In a note distributed Sunday, EEMEA Cross Asset Strategist David Hauner highlighted that while markets are pricing in the highest U.S. inflation for a decade, emerging market expectations are not following suit, despite being typically more inflation-prone than developed markets.
A first sign that an inflation bump could be imminent in emerging markets, Hauner said, was the recent spike in freight rates, as a global trade resurgence and capacity constraints among carriers cause supply bottlenecks. BofA analysts also expect oil prices to double versus 2020 and note that food prices are accelerating.
“Normally, base effects should be ignored, but we expect them to generate concerns in a market that is already nervous about U.S. inflation,” Hauner said.
While the long-term outlook is more balanced, he suggested the upside risk remains higher than usual, recommending investors take the opportunity to hedge.
“Another secular disinflation factor is waning: the supply of workers vs non-workers is about to peak just when deglobalization and lower savings rates are likely to increase costs too,” Hauner said.
“In contrast, automation remains a major countervailing disinflationary factor. The balance of these forces is likely to decide the future of long-term EM inflation.”
Hawkish central banks, resilient balance sheets
Hauner recommended buying currencies backed by hawkish central banks or a robust balance of payments — namely the Brazilian real, Chinese yuan, Czech koruna and South Korean won — along with oil exporters, most notably the Russian rouble and Russian equities.
“Among EM countries, an environment of rising inflation and rates favors markets that are resilient against higher funding costs and in fact benefit from rising commodities,” Hauner said.

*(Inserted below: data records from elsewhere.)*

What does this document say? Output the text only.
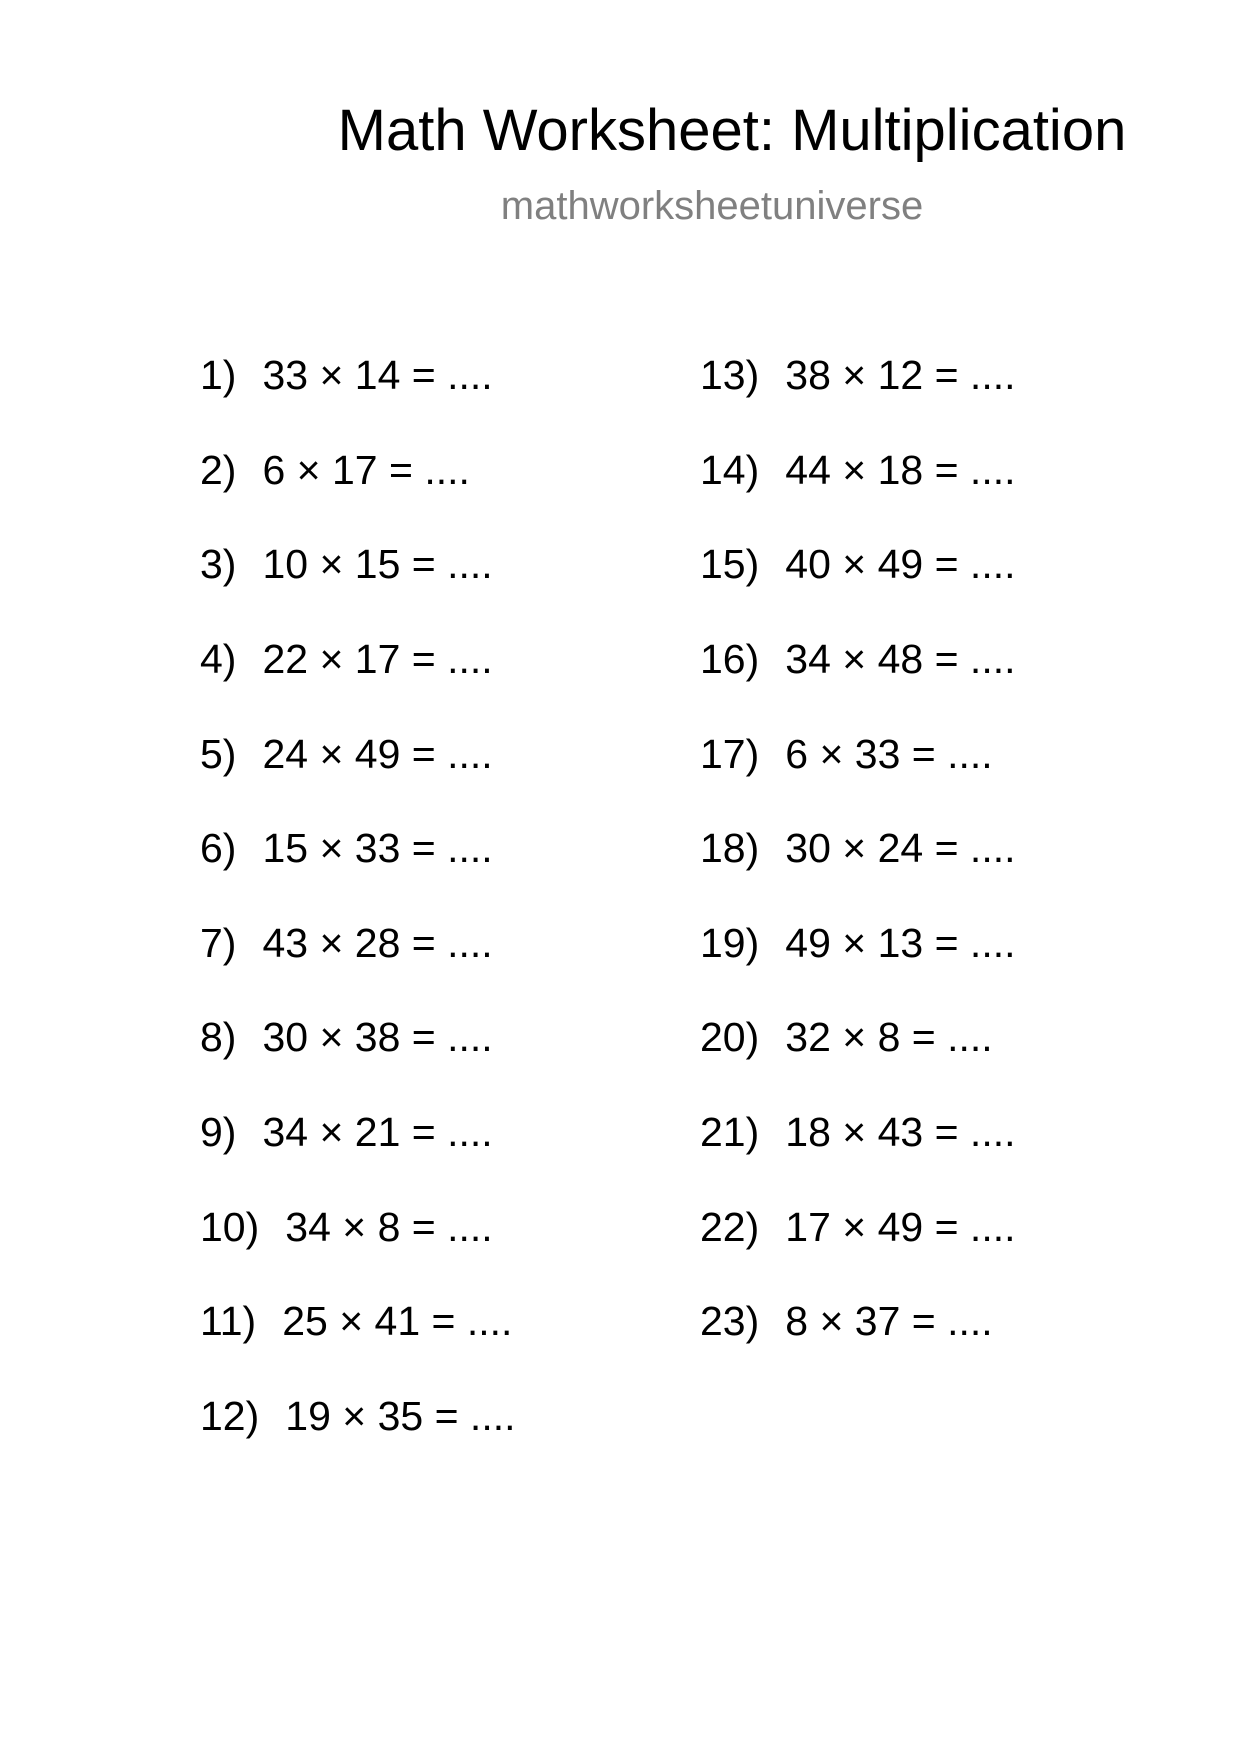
Math Worksheet: Multiplication
mathworksheetuniverse
1) 33 × 14 = ....
2) 6 × 17 = ....
3) 10 × 15 = ....
4) 22 × 17 = ....
5) 24 × 49 = ....
6) 15 × 33 = ....
7) 43 × 28 = ....
8) 30 × 38 = ....
9) 34 × 21 = ....
10) 34 × 8 = ....
11) 25 × 41 = ....
12) 19 × 35 = ....
13) 38 × 12 = ....
14) 44 × 18 = ....
15) 40 × 49 = ....
16) 34 × 48 = ....
17) 6 × 33 = ....
18) 30 × 24 = ....
19) 49 × 13 = ....
20) 32 × 8 = ....
21) 18 × 43 = ....
22) 17 × 49 = ....
23) 8 × 37 = ....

“This includes Russia, Saudi Arabia or the United Arab Emirates (UAE), for example. We like Russia in equities and FX, and Dubai in equities.”

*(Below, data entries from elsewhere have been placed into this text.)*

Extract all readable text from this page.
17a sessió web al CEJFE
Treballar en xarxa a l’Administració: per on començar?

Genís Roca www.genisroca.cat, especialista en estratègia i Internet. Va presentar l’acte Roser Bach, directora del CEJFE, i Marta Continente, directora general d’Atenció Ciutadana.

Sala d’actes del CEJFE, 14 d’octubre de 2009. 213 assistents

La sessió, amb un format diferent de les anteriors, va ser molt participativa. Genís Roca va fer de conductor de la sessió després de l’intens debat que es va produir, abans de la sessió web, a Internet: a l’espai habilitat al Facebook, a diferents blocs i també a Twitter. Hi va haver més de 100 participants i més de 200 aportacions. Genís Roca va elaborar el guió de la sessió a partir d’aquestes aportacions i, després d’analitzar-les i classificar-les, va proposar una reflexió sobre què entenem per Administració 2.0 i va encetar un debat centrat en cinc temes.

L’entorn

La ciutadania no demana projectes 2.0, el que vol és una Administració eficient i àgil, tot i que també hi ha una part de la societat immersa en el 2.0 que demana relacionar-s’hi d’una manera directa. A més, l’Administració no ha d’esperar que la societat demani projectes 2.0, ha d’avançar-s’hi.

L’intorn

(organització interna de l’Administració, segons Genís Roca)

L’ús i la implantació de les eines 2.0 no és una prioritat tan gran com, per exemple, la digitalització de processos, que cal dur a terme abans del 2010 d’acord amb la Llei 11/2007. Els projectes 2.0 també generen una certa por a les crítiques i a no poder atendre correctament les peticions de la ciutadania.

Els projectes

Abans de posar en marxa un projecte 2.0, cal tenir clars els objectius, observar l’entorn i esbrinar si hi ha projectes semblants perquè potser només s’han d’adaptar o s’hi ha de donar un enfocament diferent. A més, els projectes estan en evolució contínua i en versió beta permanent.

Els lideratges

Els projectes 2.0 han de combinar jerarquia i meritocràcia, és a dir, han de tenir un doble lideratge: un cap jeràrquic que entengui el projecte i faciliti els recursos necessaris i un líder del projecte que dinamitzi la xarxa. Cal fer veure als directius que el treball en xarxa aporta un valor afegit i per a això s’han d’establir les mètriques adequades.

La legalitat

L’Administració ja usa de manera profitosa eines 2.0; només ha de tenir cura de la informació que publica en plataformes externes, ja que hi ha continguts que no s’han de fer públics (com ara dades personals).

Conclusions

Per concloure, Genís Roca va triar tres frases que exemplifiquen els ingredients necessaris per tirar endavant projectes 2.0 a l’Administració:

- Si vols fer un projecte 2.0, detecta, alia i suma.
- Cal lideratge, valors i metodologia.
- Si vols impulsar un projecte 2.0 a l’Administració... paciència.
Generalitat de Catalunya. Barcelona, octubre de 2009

Currencies in countries where central banks are most likely to hike rates in order to contain these pressures are mostly likely to benefit, BofA analysts highlighted.
“In addition to the aforementioned RUB, we also like BRL, CNH and CZK for this reason, as well as KRW as a proxy for China. In rates, we like bearish positions in low yielders such as Hungary or Poland.”
Hauner and his team suggested that on balance, the evidence tilts in favor of investors at least adding some protection against higher inflation in emerging markets.
“The risks appear asymmetric: for now, markets show little concern about rising price pressures. In the months ahead, upside surprises are likely and could make markets more nervous also about the longer-term inflation story,” he said.
“Also in the long-term, reflationary forces appear stronger than for a long time (looser macro policy, de-globalization and demographics), although we also appreciate the argument that automation will continue to keep a lid on EM inflation in spite of all these factors.”